Frankreich hat drei menschliche Schädel aus der Kolonialzeit nach Madagaskar zurückgegeben, darunter einen, der vermutlich König Toera gehörte, der 1897 von französischen Truppen hingerichtet wurde.
Die Überreste wurden am 25. August Vertretern Madagaskars im französischen Kulturministerium übergeben. Toeras Schädel war im Nationalmuseum für Naturgeschichte in Paris ausgestellt worden.
Die französische Kulturministerin Rachida Dati erklärte, die Schädel seien unter Bedingungen erworben worden, die die Menschenwürde verletzten. Ihre Amtskollegin aus Madagaskar, Volamiranti Dona Mara, begrüßte die Rückgabe als eine bedeutende Geste und erklärte, ihre Abwesenheit sei eine „offene Wunde“ für das Land.

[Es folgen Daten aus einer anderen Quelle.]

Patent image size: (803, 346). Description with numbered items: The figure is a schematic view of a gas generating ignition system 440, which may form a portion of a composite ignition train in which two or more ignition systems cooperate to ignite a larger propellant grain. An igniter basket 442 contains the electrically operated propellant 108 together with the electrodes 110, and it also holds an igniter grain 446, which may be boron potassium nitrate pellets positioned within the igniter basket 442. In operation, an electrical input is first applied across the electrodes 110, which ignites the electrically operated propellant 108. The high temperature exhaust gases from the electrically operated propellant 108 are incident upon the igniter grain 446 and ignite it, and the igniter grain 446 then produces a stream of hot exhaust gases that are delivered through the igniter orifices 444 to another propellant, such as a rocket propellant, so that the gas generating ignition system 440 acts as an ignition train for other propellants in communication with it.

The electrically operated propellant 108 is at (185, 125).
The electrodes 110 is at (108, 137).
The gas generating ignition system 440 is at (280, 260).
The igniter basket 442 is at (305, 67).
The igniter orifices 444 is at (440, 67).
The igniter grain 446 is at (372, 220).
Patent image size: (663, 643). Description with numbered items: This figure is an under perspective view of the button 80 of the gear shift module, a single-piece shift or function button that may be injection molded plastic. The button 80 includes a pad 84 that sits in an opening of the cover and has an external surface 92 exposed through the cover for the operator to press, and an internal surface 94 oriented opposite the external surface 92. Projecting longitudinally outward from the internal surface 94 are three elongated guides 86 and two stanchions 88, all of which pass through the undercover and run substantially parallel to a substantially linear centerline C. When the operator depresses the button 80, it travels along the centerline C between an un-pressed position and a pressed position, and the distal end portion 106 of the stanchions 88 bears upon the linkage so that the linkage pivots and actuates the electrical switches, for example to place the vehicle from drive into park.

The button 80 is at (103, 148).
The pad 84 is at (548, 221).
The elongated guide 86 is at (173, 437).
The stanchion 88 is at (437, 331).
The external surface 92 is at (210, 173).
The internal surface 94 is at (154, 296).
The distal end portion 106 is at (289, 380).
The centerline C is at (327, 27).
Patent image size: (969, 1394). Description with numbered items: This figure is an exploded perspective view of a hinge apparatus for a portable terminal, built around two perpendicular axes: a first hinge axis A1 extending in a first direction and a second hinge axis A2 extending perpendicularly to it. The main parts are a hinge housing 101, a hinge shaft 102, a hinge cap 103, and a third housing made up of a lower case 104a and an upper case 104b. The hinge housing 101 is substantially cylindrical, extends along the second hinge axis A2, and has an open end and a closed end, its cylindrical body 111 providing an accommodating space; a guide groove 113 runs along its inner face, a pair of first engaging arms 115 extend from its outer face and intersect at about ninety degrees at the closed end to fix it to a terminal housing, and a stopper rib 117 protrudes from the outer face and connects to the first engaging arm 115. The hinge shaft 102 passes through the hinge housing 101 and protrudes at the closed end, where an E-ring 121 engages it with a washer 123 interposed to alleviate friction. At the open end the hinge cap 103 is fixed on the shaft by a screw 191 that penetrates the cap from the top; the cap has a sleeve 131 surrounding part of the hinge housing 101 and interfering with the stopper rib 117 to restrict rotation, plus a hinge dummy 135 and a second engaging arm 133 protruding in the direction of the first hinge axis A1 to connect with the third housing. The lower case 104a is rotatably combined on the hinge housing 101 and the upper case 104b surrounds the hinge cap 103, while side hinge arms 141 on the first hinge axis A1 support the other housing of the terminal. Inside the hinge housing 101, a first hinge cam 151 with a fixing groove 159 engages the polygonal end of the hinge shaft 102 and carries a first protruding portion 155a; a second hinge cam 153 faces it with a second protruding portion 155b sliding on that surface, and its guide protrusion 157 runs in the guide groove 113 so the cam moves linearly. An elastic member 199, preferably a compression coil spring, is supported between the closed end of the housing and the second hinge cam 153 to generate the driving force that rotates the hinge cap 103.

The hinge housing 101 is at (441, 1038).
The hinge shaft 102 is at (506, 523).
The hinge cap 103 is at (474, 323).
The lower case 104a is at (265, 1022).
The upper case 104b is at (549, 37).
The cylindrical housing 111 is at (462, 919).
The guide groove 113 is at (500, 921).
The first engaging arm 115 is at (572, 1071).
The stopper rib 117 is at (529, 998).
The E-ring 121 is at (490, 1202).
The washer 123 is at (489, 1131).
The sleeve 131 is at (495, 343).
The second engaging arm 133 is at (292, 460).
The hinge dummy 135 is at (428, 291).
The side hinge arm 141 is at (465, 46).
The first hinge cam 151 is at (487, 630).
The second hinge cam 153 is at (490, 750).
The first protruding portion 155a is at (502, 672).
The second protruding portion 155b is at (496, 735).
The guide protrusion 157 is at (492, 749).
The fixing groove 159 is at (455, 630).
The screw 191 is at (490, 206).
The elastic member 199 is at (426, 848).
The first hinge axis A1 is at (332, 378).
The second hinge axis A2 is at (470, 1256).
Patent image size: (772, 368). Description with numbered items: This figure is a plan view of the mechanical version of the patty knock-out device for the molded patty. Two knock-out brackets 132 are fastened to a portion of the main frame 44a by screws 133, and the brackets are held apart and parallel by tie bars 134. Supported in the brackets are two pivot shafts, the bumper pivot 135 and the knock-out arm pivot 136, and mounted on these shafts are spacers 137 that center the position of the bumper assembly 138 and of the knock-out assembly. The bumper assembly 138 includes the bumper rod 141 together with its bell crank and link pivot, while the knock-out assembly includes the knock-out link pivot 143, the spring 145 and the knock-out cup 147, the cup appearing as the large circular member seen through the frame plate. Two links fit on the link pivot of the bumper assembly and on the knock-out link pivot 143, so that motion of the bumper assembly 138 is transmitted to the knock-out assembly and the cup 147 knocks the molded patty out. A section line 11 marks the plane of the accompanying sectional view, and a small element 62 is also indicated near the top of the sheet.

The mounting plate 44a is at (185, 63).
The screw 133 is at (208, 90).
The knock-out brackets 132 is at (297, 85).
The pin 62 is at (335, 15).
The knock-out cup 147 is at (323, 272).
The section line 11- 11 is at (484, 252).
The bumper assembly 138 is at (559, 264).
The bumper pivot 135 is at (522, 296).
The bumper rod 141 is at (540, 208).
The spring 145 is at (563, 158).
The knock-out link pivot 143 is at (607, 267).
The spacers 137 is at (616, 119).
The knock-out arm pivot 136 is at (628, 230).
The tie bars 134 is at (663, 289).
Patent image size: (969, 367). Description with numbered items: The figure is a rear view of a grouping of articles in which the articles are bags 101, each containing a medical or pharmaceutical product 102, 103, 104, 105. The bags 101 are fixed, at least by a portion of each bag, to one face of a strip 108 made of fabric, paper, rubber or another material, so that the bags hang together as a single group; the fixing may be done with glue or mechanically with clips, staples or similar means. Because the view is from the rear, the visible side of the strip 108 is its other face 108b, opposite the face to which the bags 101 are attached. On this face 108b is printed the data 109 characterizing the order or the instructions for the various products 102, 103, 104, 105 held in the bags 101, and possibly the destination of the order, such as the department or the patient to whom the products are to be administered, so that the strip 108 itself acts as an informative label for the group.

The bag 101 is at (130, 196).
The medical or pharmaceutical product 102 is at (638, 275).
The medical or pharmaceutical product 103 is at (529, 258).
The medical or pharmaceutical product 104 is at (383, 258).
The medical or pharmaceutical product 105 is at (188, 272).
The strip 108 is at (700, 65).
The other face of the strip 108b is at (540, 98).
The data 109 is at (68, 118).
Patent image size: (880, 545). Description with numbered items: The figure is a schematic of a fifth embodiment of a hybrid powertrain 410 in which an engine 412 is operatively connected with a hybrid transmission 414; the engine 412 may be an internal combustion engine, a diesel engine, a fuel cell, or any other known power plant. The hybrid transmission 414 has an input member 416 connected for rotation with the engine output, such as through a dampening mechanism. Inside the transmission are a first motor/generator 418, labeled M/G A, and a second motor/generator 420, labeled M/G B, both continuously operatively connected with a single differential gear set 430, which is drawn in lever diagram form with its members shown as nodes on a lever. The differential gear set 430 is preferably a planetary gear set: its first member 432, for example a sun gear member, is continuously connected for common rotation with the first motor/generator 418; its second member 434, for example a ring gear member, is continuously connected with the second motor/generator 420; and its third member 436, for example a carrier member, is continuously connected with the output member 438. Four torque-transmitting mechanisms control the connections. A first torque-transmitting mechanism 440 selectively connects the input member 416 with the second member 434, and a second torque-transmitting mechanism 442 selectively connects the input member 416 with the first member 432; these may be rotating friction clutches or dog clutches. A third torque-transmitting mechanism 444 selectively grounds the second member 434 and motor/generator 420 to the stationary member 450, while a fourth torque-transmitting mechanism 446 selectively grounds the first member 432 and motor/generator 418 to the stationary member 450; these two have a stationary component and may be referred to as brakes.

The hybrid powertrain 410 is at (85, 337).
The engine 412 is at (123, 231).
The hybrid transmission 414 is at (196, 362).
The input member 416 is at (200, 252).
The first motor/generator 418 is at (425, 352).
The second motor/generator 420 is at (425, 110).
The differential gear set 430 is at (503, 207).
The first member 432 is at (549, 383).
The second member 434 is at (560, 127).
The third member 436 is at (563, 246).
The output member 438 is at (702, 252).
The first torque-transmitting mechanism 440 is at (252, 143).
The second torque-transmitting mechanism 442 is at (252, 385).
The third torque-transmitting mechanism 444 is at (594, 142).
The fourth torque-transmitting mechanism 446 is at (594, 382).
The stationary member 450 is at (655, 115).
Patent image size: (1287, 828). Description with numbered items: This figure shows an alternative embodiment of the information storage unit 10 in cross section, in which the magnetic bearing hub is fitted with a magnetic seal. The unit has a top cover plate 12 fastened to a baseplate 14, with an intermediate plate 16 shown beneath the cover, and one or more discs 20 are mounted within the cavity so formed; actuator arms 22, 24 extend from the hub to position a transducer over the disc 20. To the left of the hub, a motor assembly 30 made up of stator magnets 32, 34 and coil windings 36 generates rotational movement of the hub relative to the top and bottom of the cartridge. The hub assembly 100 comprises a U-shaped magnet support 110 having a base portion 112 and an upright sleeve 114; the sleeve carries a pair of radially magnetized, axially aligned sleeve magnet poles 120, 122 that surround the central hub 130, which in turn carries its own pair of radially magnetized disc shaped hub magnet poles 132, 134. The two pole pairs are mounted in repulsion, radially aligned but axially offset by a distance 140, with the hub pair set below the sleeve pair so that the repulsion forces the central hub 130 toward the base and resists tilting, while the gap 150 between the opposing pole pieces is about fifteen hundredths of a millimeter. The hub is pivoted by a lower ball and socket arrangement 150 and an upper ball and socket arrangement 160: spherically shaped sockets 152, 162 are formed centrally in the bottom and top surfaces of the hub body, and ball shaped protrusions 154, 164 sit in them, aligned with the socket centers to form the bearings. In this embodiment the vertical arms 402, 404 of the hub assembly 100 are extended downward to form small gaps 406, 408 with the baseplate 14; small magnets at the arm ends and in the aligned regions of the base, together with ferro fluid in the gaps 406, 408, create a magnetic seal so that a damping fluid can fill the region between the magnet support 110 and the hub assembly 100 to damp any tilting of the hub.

In den letzten Jahren hat Frankreich die Rückgabe von Kunstwerken, die während der Kolonialzeit erworben wurden, beschleunigt. Neue Gesetze sollen die Rückgabe von Objekten erleichtern, die zwischen 1815 und 1972 durch Enteignung aus Staaten entfernt wurden.
Emmanuel Macron hatte versprochen, um Vergebung für Frankreichs Kolonialjahre in Madagaskar zu bitten.